Чуть только Пипе повернулся спиной, Чоле сел, так и свалился на каменный порожек. Вконец измученный, из последних сил, точно живую кожу, стянул он проклятые сапоги. Ноги заполыхали огнем, затем раскаленные иглы стали понемногу отступать, боль смягчалась дуновением прохладного ветерка. Чоле вздохнул глубоко, с облегчением. К счастью, ему никуда не надо идти. Можно передохнуть, успокоить раны, а утром, обвязав ноги мягкими тряпками, надеть носки и опанки. А Колунелу — вот они, его сапожищи, и будь проклят час, когда он на них польстился.
Колоннелло лежал скорчившись, как улитка, на деревянных нарах без изголовья, на охапке сухой соломы, укрытый с головой тяжелым домотканым одеялом. Он трясся всем телом, внутри у него дрожала каждая клеточка, и зубы стучали непрерывно, будто это были и не зубы, а какие-то хитрые скоростные механизмы под током.
Чоле набросил ему на плечи свою куртку, укутал его. Задумался: ему не приходилось видеть такой страшной лихорадки, прямо собачья горячка, и чтоб так стучали зубы — не иначе старика оседлала сама смерть, а он безропотно и безвольно ей поддался. Больной стонал беспрерывно и как бы стал много меньше. Казалось, одеяло неровно вздымалось на гладком месте. Он словно горел коптящим пламенем и кипел в ледяном поту.
Чоле, обворачивая ему голову мокрой тряпкой, случайно прикоснулся к его изнеженной шее: она была горячей и шершавой, как усохшая лепешка.
Голова Колоннелло пылала, наполненная жужжащим, глухим звоном, непонятными зовами и огненными кошмарами, все кружилось, будто в водовороте. Он боялся, что откроется заповедный ларец Пандоры — и выплеснутся его давние воспоминания. До последней капли сознания он старался держать его закрытым, запертым. Но в необычных ситуациях, в печали, в бреду он, очевидно, сам открывался, опасно манящий и таинственный, скользкий, как мокрая улитка.
В ткань его помутившегося пылающего сознания вплелась Глориета в черных, обвитых плющом решетках, словно качающийся в океане покинутый остров ушедшего детства. Все другое — будто клочья паутины, не связанные между собой картины какой-то бессмысленной спешки, тлеющие кратеры чуть затянувшихся, с виду заживших ран. Глориета! Из далекого, испарившегося детства прорастает, одновременно увядая, этот таинственный цветок, то ли призрак, то ли действительность, наказание или милость, осквернение или очищение, место, где зародилось злодейство, или невероятное, созданное в бреду и расплывшееся видение.
Глориета!
Напрасно он старался утопить ее в тумане серых будней, искоренить, вырвать из грез и счастливых озарений. Напрасно! Минутное исчезновение старых глубоких впечатлений — тщета воображения. В действительности (он вынужден был это признать) он не мог жить без той беседки в парке его предков, без ее обтрепанного волшебства, без ее бессмысленной и роковой привлекательности. Как только ему начинало казаться, что она уходит из памяти, он со всей страстью бросался вслед за ее таинственной, неистребимой ничтожностью, за ее безумным очарованием, за торжеством ее отчуждения и незначительности (или всего-навсего концом жизни инфантильного болвана?). La cerimonia di un rituale occulto. (E di alienamento?) [61] Какой-то таинственный ритуал. (И отчуждение?) (итал.)

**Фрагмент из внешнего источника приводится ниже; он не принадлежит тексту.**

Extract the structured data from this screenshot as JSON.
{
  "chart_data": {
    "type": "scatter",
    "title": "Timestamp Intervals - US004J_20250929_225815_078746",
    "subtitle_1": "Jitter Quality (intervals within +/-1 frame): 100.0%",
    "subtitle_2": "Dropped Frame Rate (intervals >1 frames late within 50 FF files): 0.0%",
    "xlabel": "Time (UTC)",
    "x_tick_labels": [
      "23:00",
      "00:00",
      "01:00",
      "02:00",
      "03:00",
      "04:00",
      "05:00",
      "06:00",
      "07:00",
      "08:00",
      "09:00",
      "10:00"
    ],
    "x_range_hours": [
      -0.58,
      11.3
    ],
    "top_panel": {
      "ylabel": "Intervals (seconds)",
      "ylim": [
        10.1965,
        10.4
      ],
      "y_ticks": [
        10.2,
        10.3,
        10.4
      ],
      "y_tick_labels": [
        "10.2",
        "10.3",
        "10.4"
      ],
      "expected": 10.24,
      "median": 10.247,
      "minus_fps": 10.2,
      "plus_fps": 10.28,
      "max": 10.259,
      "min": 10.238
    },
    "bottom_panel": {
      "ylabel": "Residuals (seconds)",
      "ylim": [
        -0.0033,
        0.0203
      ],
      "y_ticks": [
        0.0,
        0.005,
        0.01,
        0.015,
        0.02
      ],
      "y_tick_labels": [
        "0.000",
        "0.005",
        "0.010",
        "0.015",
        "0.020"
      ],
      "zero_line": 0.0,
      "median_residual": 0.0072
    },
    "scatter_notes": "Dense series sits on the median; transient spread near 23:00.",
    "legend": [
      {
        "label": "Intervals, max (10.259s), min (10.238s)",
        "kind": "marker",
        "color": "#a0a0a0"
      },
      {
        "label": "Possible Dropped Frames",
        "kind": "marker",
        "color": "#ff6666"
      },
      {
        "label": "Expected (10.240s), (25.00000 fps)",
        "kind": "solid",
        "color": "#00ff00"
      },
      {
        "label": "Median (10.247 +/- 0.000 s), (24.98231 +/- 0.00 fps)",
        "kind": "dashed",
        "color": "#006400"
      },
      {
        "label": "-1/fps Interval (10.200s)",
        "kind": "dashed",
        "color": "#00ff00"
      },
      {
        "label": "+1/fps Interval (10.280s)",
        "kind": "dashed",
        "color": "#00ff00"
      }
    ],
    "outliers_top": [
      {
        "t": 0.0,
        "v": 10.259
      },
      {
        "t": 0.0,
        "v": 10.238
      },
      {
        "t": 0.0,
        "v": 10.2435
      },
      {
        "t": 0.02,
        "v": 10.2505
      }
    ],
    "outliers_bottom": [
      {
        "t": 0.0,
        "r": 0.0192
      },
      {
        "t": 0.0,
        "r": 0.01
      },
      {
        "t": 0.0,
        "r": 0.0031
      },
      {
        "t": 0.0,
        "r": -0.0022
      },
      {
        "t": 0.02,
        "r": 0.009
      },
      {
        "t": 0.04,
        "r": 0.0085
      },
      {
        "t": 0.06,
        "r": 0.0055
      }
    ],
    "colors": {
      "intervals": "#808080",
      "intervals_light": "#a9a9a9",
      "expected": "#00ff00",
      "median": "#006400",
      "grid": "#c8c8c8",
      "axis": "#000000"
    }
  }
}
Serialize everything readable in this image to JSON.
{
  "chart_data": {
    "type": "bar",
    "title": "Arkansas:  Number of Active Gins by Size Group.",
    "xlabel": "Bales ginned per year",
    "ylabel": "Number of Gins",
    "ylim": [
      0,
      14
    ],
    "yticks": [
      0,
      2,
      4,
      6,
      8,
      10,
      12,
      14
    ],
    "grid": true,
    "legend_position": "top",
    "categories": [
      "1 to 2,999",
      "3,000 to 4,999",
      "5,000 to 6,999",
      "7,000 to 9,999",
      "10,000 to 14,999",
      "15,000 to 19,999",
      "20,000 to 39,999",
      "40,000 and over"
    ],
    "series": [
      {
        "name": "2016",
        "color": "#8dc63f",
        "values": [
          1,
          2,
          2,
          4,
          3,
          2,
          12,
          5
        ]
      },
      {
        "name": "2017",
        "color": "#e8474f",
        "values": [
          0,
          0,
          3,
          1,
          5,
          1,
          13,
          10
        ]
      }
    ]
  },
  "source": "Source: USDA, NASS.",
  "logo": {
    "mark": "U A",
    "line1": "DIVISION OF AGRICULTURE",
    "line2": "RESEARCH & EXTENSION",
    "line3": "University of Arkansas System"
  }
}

Он всю жизнь мчался за Глориетой. Но перед кораблем преследования эта чудесная беседка детства удалялась и исчезала, как видение, ее уносили шумные быстрые волны. Что-то заставляло его продолжать поиски в насквозь продуваемых мрачных пустынях. А разве в этом роковом, бессмысленном преследовании сам ищущий не растворялся в воздухе, не превращался в вымышленную, ложную предпосылку, в идею, которая без всякой цели и оправдания преследует человека? Или, может быть, именно в таком растворении человек находит непостижимое счастье или второе, более возвышенное рождение? Могут ли безумства приносить радость утешения, если ты привык к ним, как к воздуху, если изначально это твое одно-единственное сознание?
Но это была не просто навязчивая идея Глориеты, это было утверждение чего-то, чем он был одержим. Это было возвращение несправедливо прерванного, полного тайн детского сна, какого-то удивительного органического состояния, которое ни в коем случае не должно было потерпеть позорный крах, иначе в будущем все основы окажутся неустойчивыми и прогнившими.
Следовательно, это было важное дело, справедливый приговор к величайшему позору, который когда-то был вынесен ему, Ренцо и святой Глориете. Глориета и разрушенная осталась неизбывным переживанием, грубым шрамом, невосполнимым ущербом свободе и мечтам детства.